Markus Bauer wurde im Oktober 2017 Deutscher Meister im Marathon – und steht wenige Monate später ohne Profi-Team da. Statt Rennsport-Engagement setzen die Firmen auf die E-Bike-Entwicklung. Wir haben mit dem 28-jährigen Wahl-Freiburger über seine Zukunft und die Zukunft des professionellen MTB-Sports im Interview gesprochen.
MTB-News.de: Hallo Markus! Das Kreidler-Werksteam, für das du drei Jahre gestartet bist, hat sich aufgelöst. Was ist passiert?
Markus Bauer: Das, was anderen Teams auch schon widerfahren ist: Der Fokus von Kreidler bzw. der Cycle Union verschiebt sich und die Investitionen werden in das E-Bike-Segment verlegt. So wie es ähnlich auch bei Multivan Merida und Haibike passiert ist.
Ist das nicht ungemein frustrierend, dass dein Sport Opfer des E-Bike-Booms wird?
Auf der einen Seite natürlich, aber ich sehe das ganz pragmatisch: Das ist Wirtschaft.
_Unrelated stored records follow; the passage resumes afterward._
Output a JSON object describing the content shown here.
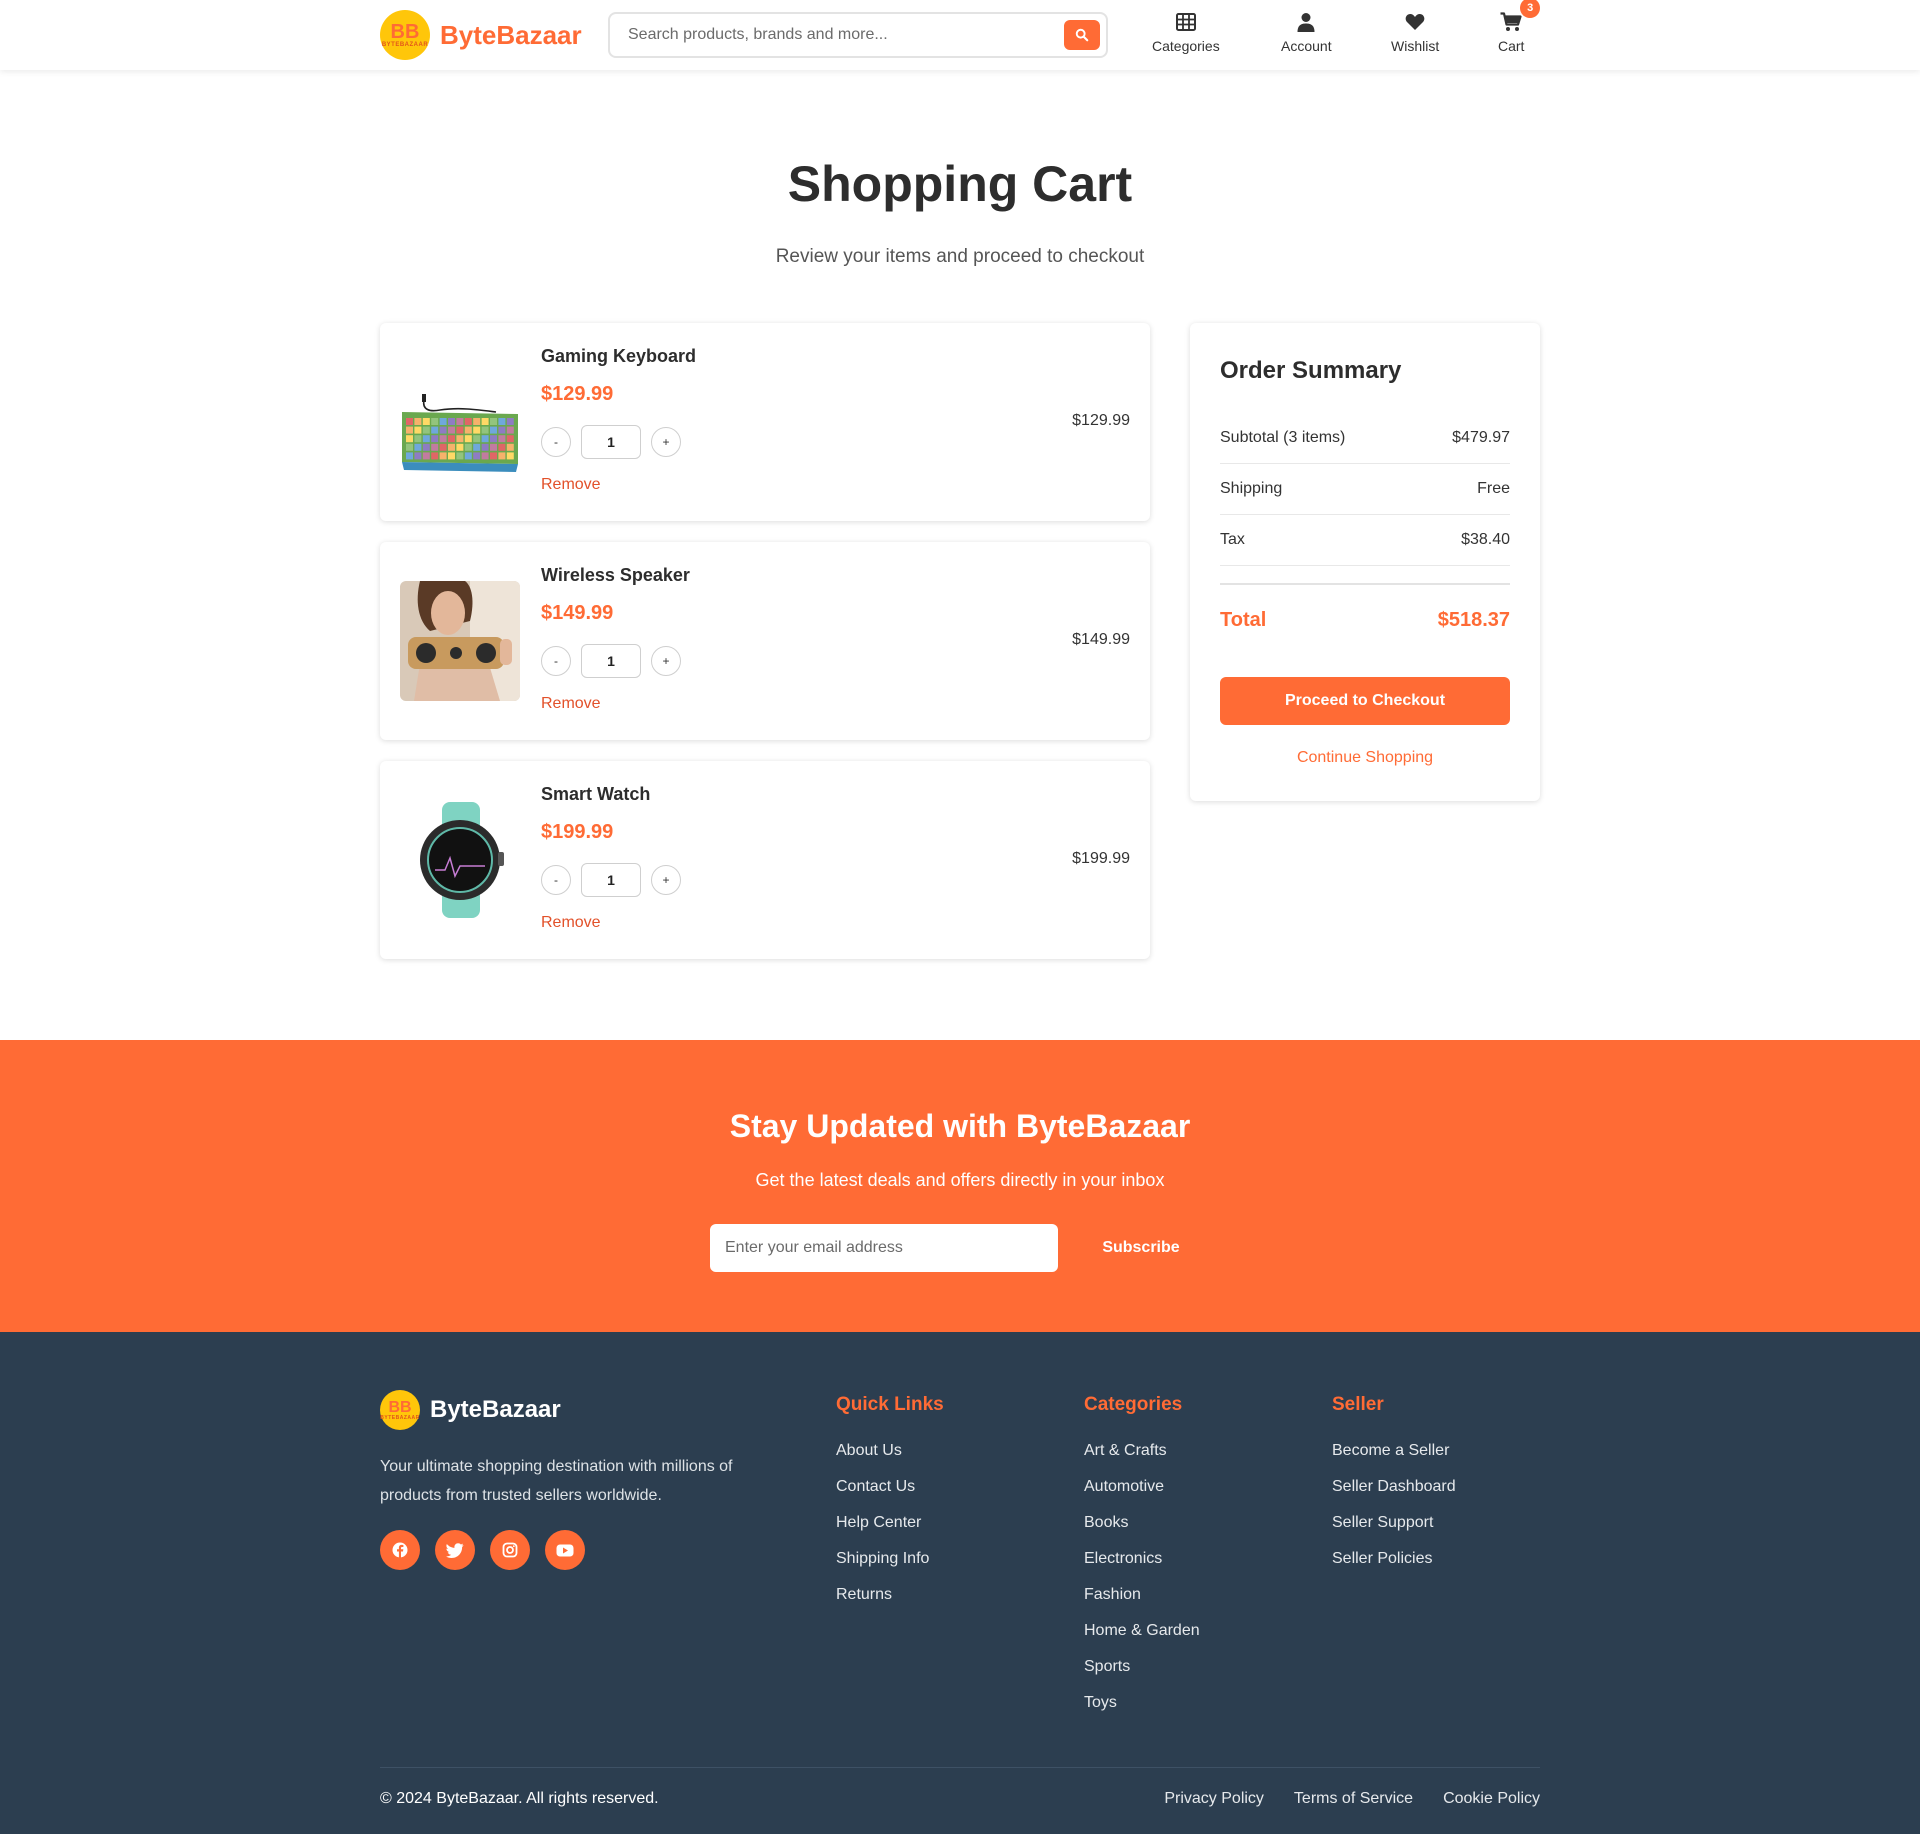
{
  "header": {
    "logo_text": "ByteBazaar",
    "logo_mark": "BB",
    "logo_small": "BYTEBAZAAR",
    "search_placeholder": "Search products, brands and more...",
    "nav": {
      "categories": "Categories",
      "account": "Account",
      "wishlist": "Wishlist",
      "cart": "Cart"
    },
    "cart_count": "3"
  },
  "page": {
    "title": "Shopping Cart",
    "subtitle": "Review your items and proceed to checkout"
  },
  "cart": {
    "items": [
      {
        "name": "Gaming Keyboard",
        "price": "$129.99",
        "quantity": "1",
        "line_total": "$129.99",
        "remove_label": "Remove",
        "image": "keyboard-image",
        "decrease": "-",
        "increase": "+"
      },
      {
        "name": "Wireless Speaker",
        "price": "$149.99",
        "quantity": "1",
        "line_total": "$149.99",
        "remove_label": "Remove",
        "image": "speaker-image",
        "decrease": "-",
        "increase": "+"
      },
      {
        "name": "Smart Watch",
        "price": "$199.99",
        "quantity": "1",
        "line_total": "$199.99",
        "remove_label": "Remove",
        "image": "watch-image",
        "decrease": "-",
        "increase": "+"
      }
    ]
  },
  "summary": {
    "title": "Order Summary",
    "subtotal_label": "Subtotal (3 items)",
    "subtotal_value": "$479.97",
    "shipping_label": "Shipping",
    "shipping_value": "Free",
    "tax_label": "Tax",
    "tax_value": "$38.40",
    "total_label": "Total",
    "total_value": "$518.37",
    "checkout_label": "Proceed to Checkout",
    "continue_label": "Continue Shopping"
  },
  "newsletter": {
    "title": "Stay Updated with ByteBazaar",
    "subtitle": "Get the latest deals and offers directly in your inbox",
    "placeholder": "Enter your email address",
    "button": "Subscribe"
  },
  "footer": {
    "brand": "ByteBazaar",
    "description": "Your ultimate shopping destination with millions of products from trusted sellers worldwide.",
    "socials": [
      "facebook-icon",
      "twitter-icon",
      "instagram-icon",
      "youtube-icon"
    ],
    "quick_links": {
      "title": "Quick Links",
      "items": [
        "About Us",
        "Contact Us",
        "Help Center",
        "Shipping Info",
        "Returns"
      ]
    },
    "categories": {
      "title": "Categories",
      "items": [
        "Art & Crafts",
        "Automotive",
        "Books",
        "Electronics",
        "Fashion",
        "Home & Garden",
        "Sports",
        "Toys"
      ]
    },
    "seller": {
      "title": "Seller",
      "items": [
        "Become a Seller",
        "Seller Dashboard",
        "Seller Support",
        "Seller Policies"
      ]
    },
    "copyright": "© 2024 ByteBazaar. All rights reserved.",
    "legal": [
      "Privacy Policy",
      "Terms of Service",
      "Cookie Policy"
    ]
  },
  "colors": {
    "accent": "#ff6b35",
    "logo_yellow": "#ffc60a",
    "footer_bg": "#2c3e50",
    "remove_red": "#e2512a"
  }
}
Ich bin keiner, der sich gegen das Neue versperrt und das E-Bike verteufelt. Überhaupt nicht. Es hat seine absolute Berechtigung. Ob dieser Hype und diese radikale Entwicklung, wie sie aktuell stattfindet, gut ist, das wage ich zu bezweifeln. Aber für die Cycle Union erschließt sich mir die Entscheidung absolut.
Inwiefern?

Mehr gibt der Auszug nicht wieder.